Class TooManyDeletesSelector

All Implemented Interfaces:

public class TooManyDeletesSelector extends Object implements CompactionSelector
This compaction selector works in concert with the DeletesSummarizer. Using the statistics from DeleteSummarizer this strategy will compact all files in a table when the number of deletes/non-deletes exceeds a threshold.

This strategy has two options. First the "threshold" option allows setting the point at which a compaction will be triggered. This options defaults to ".25" and must be in the range (0.0, 1.0]. The second option is "proceed_zero_no_summary" which determines if the strategy should proceed when a bulk imported file has no summary information.

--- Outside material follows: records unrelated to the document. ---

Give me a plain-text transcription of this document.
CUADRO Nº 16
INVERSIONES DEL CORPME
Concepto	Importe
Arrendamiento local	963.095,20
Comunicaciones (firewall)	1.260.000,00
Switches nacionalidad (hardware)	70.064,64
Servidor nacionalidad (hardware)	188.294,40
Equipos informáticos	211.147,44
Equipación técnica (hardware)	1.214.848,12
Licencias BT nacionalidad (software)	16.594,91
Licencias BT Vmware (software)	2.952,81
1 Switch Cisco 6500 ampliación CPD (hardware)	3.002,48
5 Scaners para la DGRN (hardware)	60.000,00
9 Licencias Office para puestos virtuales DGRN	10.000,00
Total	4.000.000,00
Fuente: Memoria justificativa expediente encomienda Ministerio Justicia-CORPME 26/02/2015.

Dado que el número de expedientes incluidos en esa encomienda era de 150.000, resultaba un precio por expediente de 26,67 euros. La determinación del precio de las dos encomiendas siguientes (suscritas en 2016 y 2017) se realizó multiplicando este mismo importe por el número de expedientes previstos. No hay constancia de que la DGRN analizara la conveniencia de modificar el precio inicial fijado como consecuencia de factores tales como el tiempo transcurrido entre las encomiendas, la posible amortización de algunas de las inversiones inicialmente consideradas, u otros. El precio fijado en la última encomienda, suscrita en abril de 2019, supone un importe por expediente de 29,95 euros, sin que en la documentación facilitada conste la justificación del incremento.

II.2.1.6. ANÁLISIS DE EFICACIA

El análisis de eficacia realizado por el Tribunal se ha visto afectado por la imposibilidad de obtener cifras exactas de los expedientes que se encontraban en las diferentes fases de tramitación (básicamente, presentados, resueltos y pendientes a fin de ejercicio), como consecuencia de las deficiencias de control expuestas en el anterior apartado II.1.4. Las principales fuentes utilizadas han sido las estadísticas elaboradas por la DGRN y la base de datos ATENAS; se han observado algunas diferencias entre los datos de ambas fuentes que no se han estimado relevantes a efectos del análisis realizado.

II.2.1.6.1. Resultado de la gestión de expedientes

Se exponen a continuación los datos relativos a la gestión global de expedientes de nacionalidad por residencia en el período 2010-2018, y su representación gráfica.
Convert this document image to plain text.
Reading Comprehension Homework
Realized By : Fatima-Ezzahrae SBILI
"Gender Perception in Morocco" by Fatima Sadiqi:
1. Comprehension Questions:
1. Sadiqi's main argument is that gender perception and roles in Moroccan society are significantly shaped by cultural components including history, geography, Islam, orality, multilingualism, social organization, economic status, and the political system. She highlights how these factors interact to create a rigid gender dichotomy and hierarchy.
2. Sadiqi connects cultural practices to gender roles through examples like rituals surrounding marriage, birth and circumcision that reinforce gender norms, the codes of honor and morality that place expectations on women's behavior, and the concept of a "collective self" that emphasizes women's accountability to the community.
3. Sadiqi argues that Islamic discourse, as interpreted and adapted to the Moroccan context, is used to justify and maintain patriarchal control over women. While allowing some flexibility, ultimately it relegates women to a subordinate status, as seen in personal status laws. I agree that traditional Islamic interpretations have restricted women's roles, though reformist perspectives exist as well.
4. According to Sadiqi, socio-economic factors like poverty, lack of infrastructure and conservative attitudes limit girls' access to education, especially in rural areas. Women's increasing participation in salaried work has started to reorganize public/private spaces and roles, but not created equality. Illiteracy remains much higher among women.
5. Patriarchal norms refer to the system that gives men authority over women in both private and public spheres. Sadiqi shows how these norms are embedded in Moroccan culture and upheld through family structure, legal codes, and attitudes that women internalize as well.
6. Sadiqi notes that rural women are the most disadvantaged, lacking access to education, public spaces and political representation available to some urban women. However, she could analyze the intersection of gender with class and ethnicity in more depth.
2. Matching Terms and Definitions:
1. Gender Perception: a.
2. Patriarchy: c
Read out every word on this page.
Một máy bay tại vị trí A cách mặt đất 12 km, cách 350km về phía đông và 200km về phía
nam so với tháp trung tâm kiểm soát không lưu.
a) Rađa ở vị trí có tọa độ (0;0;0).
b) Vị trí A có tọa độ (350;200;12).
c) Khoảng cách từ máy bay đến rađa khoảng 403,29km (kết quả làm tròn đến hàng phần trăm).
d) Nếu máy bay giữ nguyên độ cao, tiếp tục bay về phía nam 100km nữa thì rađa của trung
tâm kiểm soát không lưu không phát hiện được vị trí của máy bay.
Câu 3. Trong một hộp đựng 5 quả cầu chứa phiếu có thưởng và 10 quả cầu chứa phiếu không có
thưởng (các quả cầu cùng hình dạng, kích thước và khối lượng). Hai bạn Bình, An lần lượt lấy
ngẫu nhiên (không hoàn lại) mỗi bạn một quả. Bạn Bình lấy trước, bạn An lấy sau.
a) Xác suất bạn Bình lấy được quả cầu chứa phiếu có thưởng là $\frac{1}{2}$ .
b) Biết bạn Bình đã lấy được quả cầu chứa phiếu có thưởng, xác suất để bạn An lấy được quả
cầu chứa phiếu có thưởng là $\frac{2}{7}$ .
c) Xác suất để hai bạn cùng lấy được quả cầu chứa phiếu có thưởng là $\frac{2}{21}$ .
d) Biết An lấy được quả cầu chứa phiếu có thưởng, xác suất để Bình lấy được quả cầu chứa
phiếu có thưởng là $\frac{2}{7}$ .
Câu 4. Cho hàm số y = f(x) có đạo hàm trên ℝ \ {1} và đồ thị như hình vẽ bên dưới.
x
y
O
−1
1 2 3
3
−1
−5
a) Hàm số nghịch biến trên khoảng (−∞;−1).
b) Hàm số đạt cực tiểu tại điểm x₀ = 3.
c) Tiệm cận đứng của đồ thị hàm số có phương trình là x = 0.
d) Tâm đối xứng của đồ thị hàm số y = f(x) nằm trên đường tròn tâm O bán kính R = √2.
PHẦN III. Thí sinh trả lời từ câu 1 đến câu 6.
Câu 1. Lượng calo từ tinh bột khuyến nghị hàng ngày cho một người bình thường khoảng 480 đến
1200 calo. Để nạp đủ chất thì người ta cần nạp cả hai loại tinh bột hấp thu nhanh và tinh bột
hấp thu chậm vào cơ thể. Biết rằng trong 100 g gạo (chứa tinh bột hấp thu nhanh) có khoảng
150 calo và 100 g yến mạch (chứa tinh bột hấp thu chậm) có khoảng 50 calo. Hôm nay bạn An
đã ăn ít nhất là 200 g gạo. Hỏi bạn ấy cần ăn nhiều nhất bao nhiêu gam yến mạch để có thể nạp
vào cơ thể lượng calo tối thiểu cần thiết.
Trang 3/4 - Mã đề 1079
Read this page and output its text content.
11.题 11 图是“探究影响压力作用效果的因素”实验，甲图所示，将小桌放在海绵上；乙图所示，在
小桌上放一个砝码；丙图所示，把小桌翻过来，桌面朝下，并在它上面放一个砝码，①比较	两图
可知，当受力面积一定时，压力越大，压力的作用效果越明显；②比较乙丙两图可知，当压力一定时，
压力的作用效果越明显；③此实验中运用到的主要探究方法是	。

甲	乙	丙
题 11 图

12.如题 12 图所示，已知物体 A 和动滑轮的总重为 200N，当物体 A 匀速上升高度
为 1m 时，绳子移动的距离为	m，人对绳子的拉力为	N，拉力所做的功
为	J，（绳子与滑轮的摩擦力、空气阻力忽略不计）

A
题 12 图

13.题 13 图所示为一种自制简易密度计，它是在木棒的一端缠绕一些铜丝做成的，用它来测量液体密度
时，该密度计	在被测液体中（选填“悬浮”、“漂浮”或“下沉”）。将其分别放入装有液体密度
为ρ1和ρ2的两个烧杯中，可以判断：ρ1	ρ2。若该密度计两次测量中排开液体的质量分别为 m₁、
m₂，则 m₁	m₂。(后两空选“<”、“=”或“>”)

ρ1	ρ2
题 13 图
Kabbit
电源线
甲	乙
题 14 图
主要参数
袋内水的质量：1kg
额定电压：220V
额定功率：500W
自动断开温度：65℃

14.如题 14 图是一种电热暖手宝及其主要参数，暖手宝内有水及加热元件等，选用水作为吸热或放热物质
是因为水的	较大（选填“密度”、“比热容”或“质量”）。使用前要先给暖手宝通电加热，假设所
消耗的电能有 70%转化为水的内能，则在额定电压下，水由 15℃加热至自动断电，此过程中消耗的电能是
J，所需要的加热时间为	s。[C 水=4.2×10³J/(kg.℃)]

If the delete summarizer was configured on a table that already had files, then those files will have not summary information. This strategy can still proceed in this situation. It will fall back to using Accumulo's estimated entries per file in this case. For the files without summary information the estimated number of deletes will be zero. This fall back method will underestimate deletes which will not lead to false positives, except for the case of bulk imported files. Accumulo estimates that bulk imported files have zero entries. The second option "proceed_zero_no_summary" determines if this strategy should proceed when it sees bulk imported files that do not have summary data. This option defaults to "false".

Bulk files can be generated with summary information by calling RFile.WriterOptions.withSummarizers(SummarizerConfiguration...)

When using this feature, its important to ensure summary cache is on and the summaries fit in the cache.